J’aimerais que ce problème se limite à New York. Malheureusement, ce n’est pas le cas. Partout dans le monde, des Juifs ont caché leurs colliers ornés de l’étoile de David, ont retiré leur kippa et ont emporté des armes à feu à la synagogue. Nous affirmons être fiers d’être juifs — mais souvent uniquement dans l’intimité de nos foyers, dans un pays où nous nous sommes historiquement sentis en sécurité. Cette époque est révolue. Et pourquoi ? Pour ne citer qu’un exemple, près de chez moi, à Skokie, dans l’Illinois, des jeunes de mon âge et de ma communauté, âgés de 13 et 15 ans, ont été agressés alors qu’ils jouaient paisiblement au basket. Des Juifs ont été pris en chasse, tandis que d’autres adolescents leur tiraient dessus avec des billes de gel, en hurlant des slogans antisémites et en essayant de les faire fuir. Remarquez bien que Skokie est l’une des zones les plus peuplées de Juifs de tous les États-Unis. Si l’antisémitisme sévit là-bas, pourquoi les Juifs d’ailleurs devraient-ils se sentir en sécurité ? Et ne me lancez pas sur l’agression au couteau de Manchester, où, tragiquement, deux Juifs ont été tués le jour de Yom Kippour, le jour le plus sacré de l’année.

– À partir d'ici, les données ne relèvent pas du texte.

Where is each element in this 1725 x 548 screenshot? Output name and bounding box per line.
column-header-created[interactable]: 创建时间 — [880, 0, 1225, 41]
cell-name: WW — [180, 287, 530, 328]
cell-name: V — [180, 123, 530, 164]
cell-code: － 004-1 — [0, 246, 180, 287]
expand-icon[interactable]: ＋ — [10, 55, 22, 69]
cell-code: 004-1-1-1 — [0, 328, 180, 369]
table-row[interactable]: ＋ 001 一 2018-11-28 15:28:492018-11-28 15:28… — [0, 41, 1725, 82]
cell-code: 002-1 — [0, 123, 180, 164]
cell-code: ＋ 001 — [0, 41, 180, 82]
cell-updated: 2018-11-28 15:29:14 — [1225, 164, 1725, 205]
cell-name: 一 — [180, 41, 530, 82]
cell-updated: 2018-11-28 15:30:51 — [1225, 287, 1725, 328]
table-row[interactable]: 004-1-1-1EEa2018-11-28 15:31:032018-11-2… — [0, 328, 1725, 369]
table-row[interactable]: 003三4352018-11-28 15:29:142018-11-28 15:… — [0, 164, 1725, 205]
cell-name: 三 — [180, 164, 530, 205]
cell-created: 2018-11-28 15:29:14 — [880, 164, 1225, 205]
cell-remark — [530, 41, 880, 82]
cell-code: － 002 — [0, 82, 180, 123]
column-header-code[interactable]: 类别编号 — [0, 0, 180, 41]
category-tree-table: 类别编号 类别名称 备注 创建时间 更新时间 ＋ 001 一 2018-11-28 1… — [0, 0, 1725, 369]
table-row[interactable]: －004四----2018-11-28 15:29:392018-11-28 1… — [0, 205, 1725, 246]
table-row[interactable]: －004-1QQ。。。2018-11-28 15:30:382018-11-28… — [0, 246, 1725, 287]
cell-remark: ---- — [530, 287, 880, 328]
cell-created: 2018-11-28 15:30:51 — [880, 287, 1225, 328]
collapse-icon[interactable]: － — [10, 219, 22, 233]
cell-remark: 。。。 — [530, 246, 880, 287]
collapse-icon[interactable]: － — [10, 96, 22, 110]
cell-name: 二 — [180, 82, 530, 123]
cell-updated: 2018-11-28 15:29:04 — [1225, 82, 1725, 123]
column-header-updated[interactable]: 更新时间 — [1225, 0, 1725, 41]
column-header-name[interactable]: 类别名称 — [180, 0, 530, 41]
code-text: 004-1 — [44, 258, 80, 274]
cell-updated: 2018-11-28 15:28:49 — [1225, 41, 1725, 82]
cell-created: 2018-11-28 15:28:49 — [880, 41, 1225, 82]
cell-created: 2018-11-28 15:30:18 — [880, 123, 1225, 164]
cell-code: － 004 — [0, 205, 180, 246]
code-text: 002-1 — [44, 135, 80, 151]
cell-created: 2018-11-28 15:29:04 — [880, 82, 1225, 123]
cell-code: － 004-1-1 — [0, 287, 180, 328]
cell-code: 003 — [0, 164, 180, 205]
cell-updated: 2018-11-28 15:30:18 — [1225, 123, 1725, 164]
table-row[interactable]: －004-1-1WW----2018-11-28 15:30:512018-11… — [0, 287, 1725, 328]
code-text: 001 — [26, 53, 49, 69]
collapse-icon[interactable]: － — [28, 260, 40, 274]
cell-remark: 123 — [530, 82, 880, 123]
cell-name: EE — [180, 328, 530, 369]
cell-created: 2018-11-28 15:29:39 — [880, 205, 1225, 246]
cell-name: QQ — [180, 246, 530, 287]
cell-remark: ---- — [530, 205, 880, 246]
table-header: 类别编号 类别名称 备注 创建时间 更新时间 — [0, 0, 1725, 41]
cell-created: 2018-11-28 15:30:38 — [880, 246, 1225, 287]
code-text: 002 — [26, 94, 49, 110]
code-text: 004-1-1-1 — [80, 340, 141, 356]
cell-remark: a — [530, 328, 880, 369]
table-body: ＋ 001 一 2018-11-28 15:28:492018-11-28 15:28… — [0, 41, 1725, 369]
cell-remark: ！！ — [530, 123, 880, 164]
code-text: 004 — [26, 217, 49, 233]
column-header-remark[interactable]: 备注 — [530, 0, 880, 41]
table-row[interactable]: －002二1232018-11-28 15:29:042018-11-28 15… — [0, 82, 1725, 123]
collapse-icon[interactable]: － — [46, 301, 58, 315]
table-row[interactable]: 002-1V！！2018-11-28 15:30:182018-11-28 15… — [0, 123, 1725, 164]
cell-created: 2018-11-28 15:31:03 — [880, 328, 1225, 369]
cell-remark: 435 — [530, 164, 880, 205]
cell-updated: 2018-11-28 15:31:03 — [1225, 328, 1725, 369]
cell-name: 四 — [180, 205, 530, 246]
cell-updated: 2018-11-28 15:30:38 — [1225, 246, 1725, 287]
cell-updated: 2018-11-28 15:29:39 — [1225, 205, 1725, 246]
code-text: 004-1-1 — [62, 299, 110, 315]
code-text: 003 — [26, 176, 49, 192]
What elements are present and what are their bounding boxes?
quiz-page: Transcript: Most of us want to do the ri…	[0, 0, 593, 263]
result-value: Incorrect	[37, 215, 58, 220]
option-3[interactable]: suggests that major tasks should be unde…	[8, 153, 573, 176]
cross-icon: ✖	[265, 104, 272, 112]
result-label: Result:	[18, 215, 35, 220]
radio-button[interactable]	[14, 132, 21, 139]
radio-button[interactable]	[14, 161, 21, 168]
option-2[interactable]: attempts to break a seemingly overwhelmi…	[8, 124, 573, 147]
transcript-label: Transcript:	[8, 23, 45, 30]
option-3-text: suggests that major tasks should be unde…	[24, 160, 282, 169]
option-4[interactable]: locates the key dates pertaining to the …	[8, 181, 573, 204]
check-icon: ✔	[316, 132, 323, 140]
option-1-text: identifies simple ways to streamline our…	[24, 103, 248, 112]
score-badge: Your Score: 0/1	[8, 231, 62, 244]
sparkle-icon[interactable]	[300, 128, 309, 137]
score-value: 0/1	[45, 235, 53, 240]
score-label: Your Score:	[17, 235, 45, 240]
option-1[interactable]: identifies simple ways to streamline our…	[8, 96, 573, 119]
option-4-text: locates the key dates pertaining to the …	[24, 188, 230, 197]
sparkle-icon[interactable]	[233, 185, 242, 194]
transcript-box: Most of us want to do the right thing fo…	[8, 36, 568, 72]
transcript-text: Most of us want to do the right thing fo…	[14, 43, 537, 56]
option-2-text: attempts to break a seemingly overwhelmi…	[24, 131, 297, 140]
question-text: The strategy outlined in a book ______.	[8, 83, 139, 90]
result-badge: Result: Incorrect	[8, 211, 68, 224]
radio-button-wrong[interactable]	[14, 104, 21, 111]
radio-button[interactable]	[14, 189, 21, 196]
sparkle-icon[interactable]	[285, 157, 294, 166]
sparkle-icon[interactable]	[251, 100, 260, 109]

C’est le moment. La banalisation de l’antisémitisme ne pourrait être plus évidente pour la communauté juive. Nous avons vu de quoi nous étions capables grâce à l’élan de solidarité qui a suivi la prise d’otages. Aujourd’hui plus que jamais, nous avons besoin d’un engagement tout aussi fort, voire plus fort encore, contre l’antisémitisme généralisé. J’appelle chacun d’entre vous à se battre. Ne reculez pas. Cessez de soutenir ou de fermer les yeux sur les politiciens qui ignorent la haine envers les Juifs. Cessez de baisser les bras et de dire « tant pis » lorsque vous voyez des fausses informations circuler sur les Juifs dans votre école. Nous devons tous agir maintenant, avant que le changement ne devienne irréversible.

Par le passé, les Juifs ont su persévérer face à la persécution malgré les génocides qui nous ont frappés. La destruction des temples, l’Holocauste et le 7 octobre, pour n’en citer que quelques-uns. Même si nous avons survécu à toutes ces tragédies, nous ne devons pas croire que le simple fait d’avoir réussi à nous en sortir par le passé signifie que nous serons épargnés aujourd’hui. Tout comme nous nous sommes battus sans relâche pour le retour sain et sauf des otages, nous devons désormais nous battre sans relâche pour la sécurité, la dignité et l’avenir de chaque Juif, partout dans le monde. L’une de mes phrases préférées, que j’ai photographiée en me rendant à la place des otages il y a quelques années, résume bien l’état d’esprit dont nous devons faire preuve : « Nos blessures sont vieilles de plusieurs siècles, mais notre résilience et notre force le sont tout autant. » Alors, publiez, militez et sensibilisez — et n’hésitez jamais à saisir l’occasion.